Unlike with those creations, the demand for my talismans wasn’t determined by style or gem quality. Women like Madame Alouette sought me out because of the talismans’ unseen beauty. It was the spirit and memory of their loved ones that made them exquisite, if not to a fashion connoisseur’s eye, then to the heart.
Many of the descendants of La Lune had unusual talents, each different. One of my great-great-aunts was able to move objects by visualizing them. Another could manipulate the weather. There were stories that the original La Lune had been able to camouflage herse
lf to her surroundings and seemingly disappear.
Since childhood, I’d experienced a special relationship with stones. Lights radiating from their opaque density that my brother and sisters couldn’t see. Far-off music emanating from their masses that no one else could hear. Sometimes, I could hold a stone and sense danger, or calm, or good fortune or bad. I could also perceive the emotions of whoever had been holding it before me.
I had been afraid to tell anyone. Did these abilities prove I was a witch like my mother? The idea both excited and worried me. Like most little girls I wanted to be like her. She was beautiful and talented. Special. But at the same time I didn’t want people to think I was different and strange. I wanted to be normal like the other children at school. Not someone to be singled out and whispered about.
When I was old enough, I searched my mother’s library of occult titles, researching various phenomena, searching for a description that fit what I did. A combination of psychometry and lithomancy came closest to matching my abilities. Psychometry is the ability to touch an object and learn about its past and the person who owned it. Lithomancy is the ability to tell the future by throwing thirteen stones, each assigned to an action, and reading the prophecy based on how they land.
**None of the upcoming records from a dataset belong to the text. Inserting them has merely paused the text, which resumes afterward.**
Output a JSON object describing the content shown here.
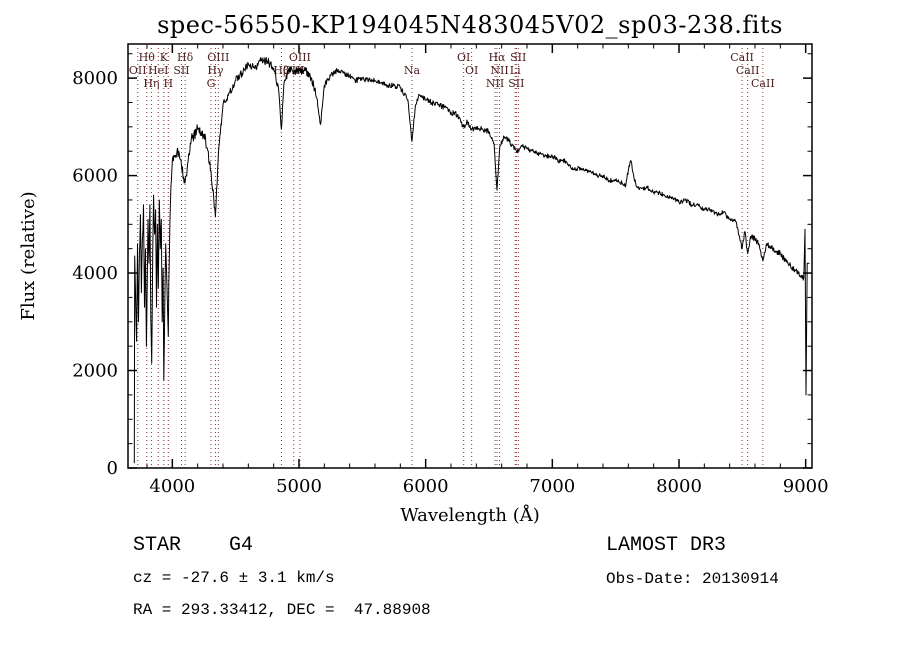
{
  "footer": {
    "class_label": "STAR    G4",
    "cz": "cz = -27.6 ± 3.1 km/s",
    "radec": "RA = 293.33412, DEC =  47.88908",
    "survey": "LAMOST DR3",
    "obs_date": "Obs-Date: 20130914"
  },
  "chart_data": {
    "type": "line",
    "title": "spec-56550-KP194045N483045V02_sp03-238.fits",
    "xlabel": "Wavelength (Å)",
    "ylabel": "Flux (relative)",
    "xlim": [
      3650,
      9050
    ],
    "ylim": [
      0,
      8700
    ],
    "xticks": [
      4000,
      5000,
      6000,
      7000,
      8000,
      9000
    ],
    "yticks": [
      0,
      2000,
      4000,
      6000,
      8000
    ],
    "x_minor_step": 200,
    "y_minor_step": 500,
    "grid": false,
    "legend": "none",
    "line_color": "#000000",
    "marker_line_color": "#8b2a2a",
    "marker_label_color": "#4d1f1f",
    "line_markers": [
      {
        "label": "OII",
        "wl": 3727,
        "row": 1
      },
      {
        "label": "Hθ",
        "wl": 3798,
        "row": 0
      },
      {
        "label": "Hη",
        "wl": 3835,
        "row": 2
      },
      {
        "label": "HeI",
        "wl": 3889,
        "row": 1
      },
      {
        "label": "K",
        "wl": 3933,
        "row": 0
      },
      {
        "label": "H",
        "wl": 3968,
        "row": 2
      },
      {
        "label": "SII",
        "wl": 4072,
        "row": 1
      },
      {
        "label": "Hδ",
        "wl": 4101,
        "row": 0
      },
      {
        "label": "G",
        "wl": 4305,
        "row": 2
      },
      {
        "label": "Hγ",
        "wl": 4340,
        "row": 1
      },
      {
        "label": "OIII",
        "wl": 4363,
        "row": 0
      },
      {
        "label": "Hβ",
        "wl": 4861,
        "row": 1
      },
      {
        "label": "OIII",
        "wl": 4959,
        "row": 1
      },
      {
        "label": "OIII",
        "wl": 5007,
        "row": 0
      },
      {
        "label": "Na",
        "wl": 5892,
        "row": 1
      },
      {
        "label": "OI",
        "wl": 6300,
        "row": 0
      },
      {
        "label": "OI",
        "wl": 6363,
        "row": 1
      },
      {
        "label": "NII",
        "wl": 6548,
        "row": 2
      },
      {
        "label": "Hα",
        "wl": 6563,
        "row": 0
      },
      {
        "label": "NII",
        "wl": 6583,
        "row": 1
      },
      {
        "label": "Li",
        "wl": 6707,
        "row": 1
      },
      {
        "label": "SII",
        "wl": 6716,
        "row": 2
      },
      {
        "label": "SII",
        "wl": 6731,
        "row": 0
      },
      {
        "label": "CaII",
        "wl": 8498,
        "row": 0
      },
      {
        "label": "CaII",
        "wl": 8542,
        "row": 1
      },
      {
        "label": "CaII",
        "wl": 8662,
        "row": 2
      }
    ],
    "noise_segments": [
      [
        3700,
        3995,
        450
      ],
      [
        3995,
        4380,
        230
      ],
      [
        4380,
        5150,
        160
      ],
      [
        5150,
        6500,
        110
      ],
      [
        6500,
        7580,
        95
      ],
      [
        7580,
        8480,
        90
      ],
      [
        8480,
        8990,
        110
      ],
      [
        8990,
        9030,
        0
      ]
    ],
    "spectrum": [
      [
        3700,
        100
      ],
      [
        3703,
        4350
      ],
      [
        3710,
        3500
      ],
      [
        3718,
        2600
      ],
      [
        3725,
        4600
      ],
      [
        3733,
        3000
      ],
      [
        3740,
        4400
      ],
      [
        3748,
        5200
      ],
      [
        3756,
        3600
      ],
      [
        3764,
        4700
      ],
      [
        3772,
        5400
      ],
      [
        3780,
        3300
      ],
      [
        3788,
        4500
      ],
      [
        3795,
        2500
      ],
      [
        3800,
        3400
      ],
      [
        3808,
        5100
      ],
      [
        3816,
        4200
      ],
      [
        3823,
        5400
      ],
      [
        3830,
        3100
      ],
      [
        3837,
        2150
      ],
      [
        3845,
        4400
      ],
      [
        3852,
        5600
      ],
      [
        3860,
        4800
      ],
      [
        3868,
        5300
      ],
      [
        3875,
        3300
      ],
      [
        3882,
        5000
      ],
      [
        3889,
        3700
      ],
      [
        3897,
        5500
      ],
      [
        3905,
        4500
      ],
      [
        3913,
        5100
      ],
      [
        3920,
        3000
      ],
      [
        3927,
        4100
      ],
      [
        3933,
        1800
      ],
      [
        3941,
        3500
      ],
      [
        3948,
        4600
      ],
      [
        3955,
        4000
      ],
      [
        3962,
        3300
      ],
      [
        3968,
        2700
      ],
      [
        3977,
        4400
      ],
      [
        3985,
        5400
      ],
      [
        3993,
        5900
      ],
      [
        4000,
        6300
      ],
      [
        4050,
        6500
      ],
      [
        4072,
        6200
      ],
      [
        4101,
        5850
      ],
      [
        4150,
        6750
      ],
      [
        4200,
        6950
      ],
      [
        4250,
        6850
      ],
      [
        4305,
        6100
      ],
      [
        4340,
        5150
      ],
      [
        4363,
        6400
      ],
      [
        4400,
        7450
      ],
      [
        4450,
        7700
      ],
      [
        4500,
        7950
      ],
      [
        4550,
        8100
      ],
      [
        4600,
        8300
      ],
      [
        4650,
        8200
      ],
      [
        4700,
        8350
      ],
      [
        4750,
        8350
      ],
      [
        4800,
        8200
      ],
      [
        4840,
        7750
      ],
      [
        4861,
        6950
      ],
      [
        4880,
        7850
      ],
      [
        4920,
        8200
      ],
      [
        4959,
        8150
      ],
      [
        5007,
        8150
      ],
      [
        5050,
        8150
      ],
      [
        5100,
        8000
      ],
      [
        5140,
        7600
      ],
      [
        5170,
        7050
      ],
      [
        5200,
        7850
      ],
      [
        5250,
        8050
      ],
      [
        5300,
        8150
      ],
      [
        5350,
        8100
      ],
      [
        5400,
        8050
      ],
      [
        5450,
        7950
      ],
      [
        5500,
        8000
      ],
      [
        5550,
        7950
      ],
      [
        5600,
        7950
      ],
      [
        5650,
        7900
      ],
      [
        5700,
        7850
      ],
      [
        5750,
        7850
      ],
      [
        5800,
        7800
      ],
      [
        5860,
        7550
      ],
      [
        5892,
        6700
      ],
      [
        5920,
        7450
      ],
      [
        5950,
        7650
      ],
      [
        6000,
        7550
      ],
      [
        6050,
        7500
      ],
      [
        6100,
        7450
      ],
      [
        6150,
        7400
      ],
      [
        6200,
        7300
      ],
      [
        6250,
        7250
      ],
      [
        6300,
        7000
      ],
      [
        6330,
        7100
      ],
      [
        6363,
        6950
      ],
      [
        6400,
        7000
      ],
      [
        6450,
        6950
      ],
      [
        6500,
        6900
      ],
      [
        6540,
        6650
      ],
      [
        6563,
        5700
      ],
      [
        6585,
        6600
      ],
      [
        6620,
        6800
      ],
      [
        6660,
        6700
      ],
      [
        6707,
        6550
      ],
      [
        6731,
        6500
      ],
      [
        6760,
        6600
      ],
      [
        6800,
        6550
      ],
      [
        6850,
        6500
      ],
      [
        6900,
        6450
      ],
      [
        6950,
        6400
      ],
      [
        7000,
        6400
      ],
      [
        7050,
        6300
      ],
      [
        7100,
        6300
      ],
      [
        7150,
        6150
      ],
      [
        7200,
        6150
      ],
      [
        7250,
        6100
      ],
      [
        7300,
        6100
      ],
      [
        7350,
        6000
      ],
      [
        7400,
        6000
      ],
      [
        7450,
        5900
      ],
      [
        7500,
        5900
      ],
      [
        7550,
        5850
      ],
      [
        7580,
        5800
      ],
      [
        7605,
        6200
      ],
      [
        7622,
        6300
      ],
      [
        7645,
        5950
      ],
      [
        7670,
        5750
      ],
      [
        7700,
        5750
      ],
      [
        7750,
        5750
      ],
      [
        7800,
        5650
      ],
      [
        7850,
        5650
      ],
      [
        7900,
        5550
      ],
      [
        7950,
        5550
      ],
      [
        8000,
        5450
      ],
      [
        8050,
        5500
      ],
      [
        8100,
        5400
      ],
      [
        8150,
        5400
      ],
      [
        8200,
        5300
      ],
      [
        8250,
        5300
      ],
      [
        8300,
        5200
      ],
      [
        8350,
        5250
      ],
      [
        8400,
        5100
      ],
      [
        8450,
        5050
      ],
      [
        8498,
        4500
      ],
      [
        8520,
        4850
      ],
      [
        8542,
        4400
      ],
      [
        8565,
        4750
      ],
      [
        8600,
        4700
      ],
      [
        8630,
        4600
      ],
      [
        8662,
        4250
      ],
      [
        8690,
        4600
      ],
      [
        8725,
        4550
      ],
      [
        8760,
        4450
      ],
      [
        8800,
        4400
      ],
      [
        8840,
        4250
      ],
      [
        8880,
        4150
      ],
      [
        8920,
        4050
      ],
      [
        8955,
        3950
      ],
      [
        8985,
        3900
      ],
      [
        8995,
        4900
      ],
      [
        9003,
        1500
      ],
      [
        9012,
        4200
      ],
      [
        9030,
        4200
      ]
    ]
  }
}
While similar, neither really fit me.
But everything changed when I came to Paris and began to make talismans. Once I began combining stones with locks of hair and mementos from the dead, the noise I’d heard before became voices delivering messages.
Anna was the one to explain what was happening to me.
“Your talent is a variation on the art of lithomancy with a soupçon of psychometry. You can receive knowledge from stones. When you work on the watches, the materials you use are benign. They don’t belong to any particular soldier. It’s when you create the lockets, when you combine the soldier’s personal object with the crystal and add his loved one’s presence, that you ignite the magick.”